For the next five years CRI has developed a road map to address above issues in a very comprehensive Research programme which focuses on coconut breeding, tissue culture, climate change and adaptations, good agronomic practices, yield forecast and estimation, pest and disease management, value addition, health benefits of coconut, value chain analysis and policy recommendations and development programme which focuses mainly on maintenance of seed gardens for production of high quality planting material, land suitability assessments for coconut in non-traditional areas and technology dissemination to stakeholders. The Institute eight research divisions with well-equipped laboratories, a technology transfer division, four Genetic Resources Centers (Seed Gardens), seven Research Stations and service providing divisions functioning as one organization to accomplish the Research and Development needs of the coconut sector. In addition, CRI provides several services to stakeholders, works very closely and collaboratively with many universities nationally and internationally, other government organizations and coconut sector entrepreneurs to develop and disseminate technologies. The CRI has streamlined its R & D programmes to align with national priorities and aims to serve the stakeholders in a better manner in the coming years.

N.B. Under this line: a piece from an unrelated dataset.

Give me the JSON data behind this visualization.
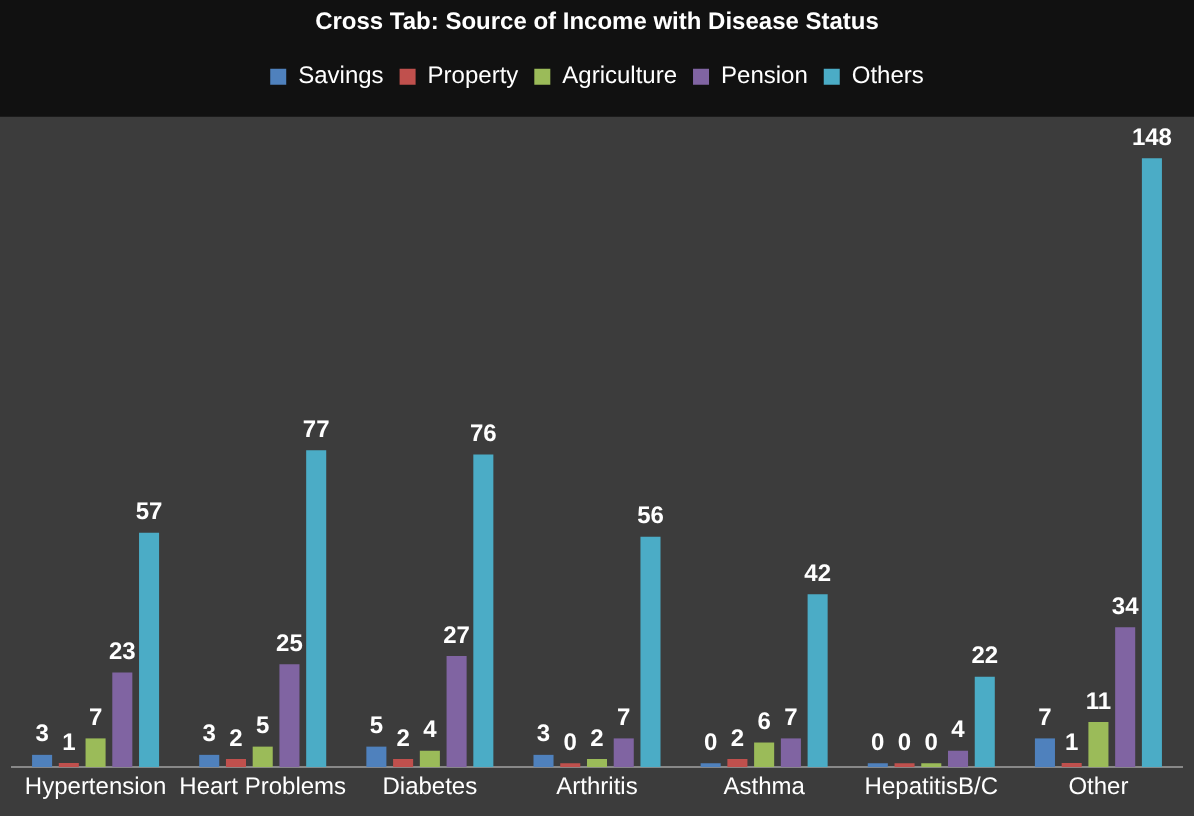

The Institute’s main strength is the innovative, academically sound, well-experienced and dedicated staff. Because of this knowledge pool, CRI is recognized as an International Training Institute for coconut development officers by the International Coconut Community (ICC).

The web site illustrates our contribution for the coconut sector in many ways and I hope this website will serve the purpose and every one will enjoy reading it. Finally, we look forward to receive the feedbacks for continuous improvement of the web site along the way.